Malone rarely shows emotion, and he tried to maintain that Saturday by ignoring the scoreboard. “I try not to look at the scores generally, but, I mean, they announced it,” he said. “I think after pommel horse I was pretty confident in the last two events [rings and vault], so I was pretty happy that. But I had to stay in the competitor’s mindset and stay in my bubble and finish strong.”
Moldauer also won an automatic nomination for finishing second (168.600 points) while earning a top-three score on at least three of the six apparatus. He was first on parallel bars, second on pommel horse, third on floor exercise and tied for third on rings. If Malone is ice, Moldauer brings fire to the competition floor.
“The more you can dance around and have fun, it puts out energy that these guys feel,” he said. “We’re here to put on a show. People are coming to watch good gymnastics. ... When you work so hard in the gym and you go out there and hit the routine, you’re full of emotions. Why hit it? Why not show these people how hard you’ve been working and get them involved? That gives you a boost as well.”
Wiskus, who trains with Mikulak in Colorado Springs, was a solid third with 168.150 points, able to finally put behind him a three-fall performance on the high bar at the U.S. championships earlier this month. “Man, it’s just been a crazy year,” said Wiskus, 22. “You just can’t make this stuff up.”
Mikulak (166.750 points) said his name was called after those of Malone and Moldauer when the selection committee relayed its decision to the gymnasts. “I was expecting they would announce Shane before either me or Brandon,” Mikulak said. “There was this wave of relief, ‘Oh my God, I actually did it.’
“This has been the hardest year to make the team ever in my life. I would say this is the one that feels the hardest.”
His suspicion that Briones (166.700 points) might beat him out was well-founded. “What a smart guy. Sam was spot on,” McClure said. “He’s still on the upswing, so it was scary to see a fall and it was exciting to see Brandon hit 12 for 12.”
Mikulak will bring experience to a young team. In 2012, he was part of the fifth-place men’s team and finished fifth on vault; the men’s team was fifth again at Rio in 2016, and he was fourth in the high bar, seventh in the all-around and eighth in floor exercise.

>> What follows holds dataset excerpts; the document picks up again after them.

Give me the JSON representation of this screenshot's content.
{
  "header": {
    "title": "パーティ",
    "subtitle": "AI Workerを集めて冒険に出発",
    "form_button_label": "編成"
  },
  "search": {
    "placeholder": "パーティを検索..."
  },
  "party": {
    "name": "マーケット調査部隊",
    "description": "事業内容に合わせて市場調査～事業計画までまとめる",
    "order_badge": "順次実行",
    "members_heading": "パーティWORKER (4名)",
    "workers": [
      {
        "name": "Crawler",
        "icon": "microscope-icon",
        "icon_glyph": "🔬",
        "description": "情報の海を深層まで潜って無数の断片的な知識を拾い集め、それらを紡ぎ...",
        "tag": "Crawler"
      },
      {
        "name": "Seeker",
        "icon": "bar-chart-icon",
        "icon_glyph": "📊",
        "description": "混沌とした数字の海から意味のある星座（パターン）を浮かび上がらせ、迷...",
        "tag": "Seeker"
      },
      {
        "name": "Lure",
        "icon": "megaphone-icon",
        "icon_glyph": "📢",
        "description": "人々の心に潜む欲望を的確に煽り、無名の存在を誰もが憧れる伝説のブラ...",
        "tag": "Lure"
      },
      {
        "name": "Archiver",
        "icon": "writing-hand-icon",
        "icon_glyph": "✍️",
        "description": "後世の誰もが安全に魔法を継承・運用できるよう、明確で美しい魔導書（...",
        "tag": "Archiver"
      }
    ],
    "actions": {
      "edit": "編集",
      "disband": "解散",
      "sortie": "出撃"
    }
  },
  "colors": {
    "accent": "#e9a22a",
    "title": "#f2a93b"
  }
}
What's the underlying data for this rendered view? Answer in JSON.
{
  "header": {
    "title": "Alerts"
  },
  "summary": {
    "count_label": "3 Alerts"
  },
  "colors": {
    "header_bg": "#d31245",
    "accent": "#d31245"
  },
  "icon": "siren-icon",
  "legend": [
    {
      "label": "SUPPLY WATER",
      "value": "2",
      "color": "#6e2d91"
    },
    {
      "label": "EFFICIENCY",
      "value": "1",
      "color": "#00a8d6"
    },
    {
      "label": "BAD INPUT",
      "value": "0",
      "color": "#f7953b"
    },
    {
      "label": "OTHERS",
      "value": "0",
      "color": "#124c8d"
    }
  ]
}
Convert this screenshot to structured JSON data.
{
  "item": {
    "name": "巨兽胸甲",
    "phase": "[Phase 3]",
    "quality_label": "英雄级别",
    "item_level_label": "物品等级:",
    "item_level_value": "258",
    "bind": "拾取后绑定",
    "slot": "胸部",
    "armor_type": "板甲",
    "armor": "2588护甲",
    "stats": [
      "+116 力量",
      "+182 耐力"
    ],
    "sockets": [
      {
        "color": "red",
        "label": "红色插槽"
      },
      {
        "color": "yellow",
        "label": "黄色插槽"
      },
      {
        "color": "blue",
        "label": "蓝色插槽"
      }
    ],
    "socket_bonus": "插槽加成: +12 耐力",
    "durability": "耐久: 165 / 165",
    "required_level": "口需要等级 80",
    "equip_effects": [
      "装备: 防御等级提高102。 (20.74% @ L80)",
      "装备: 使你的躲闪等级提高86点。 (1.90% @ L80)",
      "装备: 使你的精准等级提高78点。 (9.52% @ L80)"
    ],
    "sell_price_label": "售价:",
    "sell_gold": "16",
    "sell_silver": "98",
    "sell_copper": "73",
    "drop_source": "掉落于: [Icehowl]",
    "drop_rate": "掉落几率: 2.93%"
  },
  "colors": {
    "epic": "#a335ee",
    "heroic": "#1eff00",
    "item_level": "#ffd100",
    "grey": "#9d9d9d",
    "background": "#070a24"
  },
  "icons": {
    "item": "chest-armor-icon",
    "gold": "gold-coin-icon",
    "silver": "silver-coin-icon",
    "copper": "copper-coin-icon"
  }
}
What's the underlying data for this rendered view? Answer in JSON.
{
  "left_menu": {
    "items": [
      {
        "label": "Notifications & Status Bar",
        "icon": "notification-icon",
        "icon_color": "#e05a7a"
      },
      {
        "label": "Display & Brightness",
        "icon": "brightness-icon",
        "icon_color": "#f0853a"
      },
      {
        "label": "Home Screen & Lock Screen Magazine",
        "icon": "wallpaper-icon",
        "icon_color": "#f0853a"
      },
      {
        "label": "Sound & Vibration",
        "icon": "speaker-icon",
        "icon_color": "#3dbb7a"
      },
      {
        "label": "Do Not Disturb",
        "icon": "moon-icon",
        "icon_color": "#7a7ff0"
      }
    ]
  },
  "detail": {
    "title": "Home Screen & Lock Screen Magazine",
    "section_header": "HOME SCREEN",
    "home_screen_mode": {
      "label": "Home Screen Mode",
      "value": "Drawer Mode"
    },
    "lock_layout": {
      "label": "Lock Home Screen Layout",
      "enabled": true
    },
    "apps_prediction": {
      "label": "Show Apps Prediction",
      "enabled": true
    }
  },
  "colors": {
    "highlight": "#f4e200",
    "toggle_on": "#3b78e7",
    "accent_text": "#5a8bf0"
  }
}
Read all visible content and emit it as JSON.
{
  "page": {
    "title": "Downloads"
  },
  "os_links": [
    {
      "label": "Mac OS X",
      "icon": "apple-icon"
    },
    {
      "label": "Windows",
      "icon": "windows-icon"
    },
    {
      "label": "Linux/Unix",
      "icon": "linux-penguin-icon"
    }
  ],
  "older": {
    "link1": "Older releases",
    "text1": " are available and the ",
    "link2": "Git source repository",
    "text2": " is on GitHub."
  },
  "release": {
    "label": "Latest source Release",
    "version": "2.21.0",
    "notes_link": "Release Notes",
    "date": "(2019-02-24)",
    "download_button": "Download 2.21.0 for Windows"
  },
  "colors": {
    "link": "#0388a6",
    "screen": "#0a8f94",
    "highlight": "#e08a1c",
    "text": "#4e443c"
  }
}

“I’ve been looking up to Sam since he started his national champ streak,” Wiskus said of Mikulak, who won six U.S. all-around titles between 2013 and 2019. “Moving to the training center, that kicked off our friendship. To have someone that understand you and they’re there for you, that’s super amazing. Training with him has made me a better gymnast, and I’m extremely grateful for that opportunity.”
But are they good enough to be in the running for a team medal? The U.S. men last won a medal in 2008, capturing bronze; they haven’t won gold since the 1984 Games in Los Angeles.
“It’s been challenging,” McClure said. “Every Olympics has been a different scenario, whether it be the difficulty level is right there but the consistency wasn’t [or vice versa]. We’re going to have to align all the stars to match up the difficulty and execution with the rest of the world. I’m tired and I know these guys are tired of playing catchup.”
The spirit and resilience shown by Mikulak and Wiskus can only help in what figures to be a tough fight.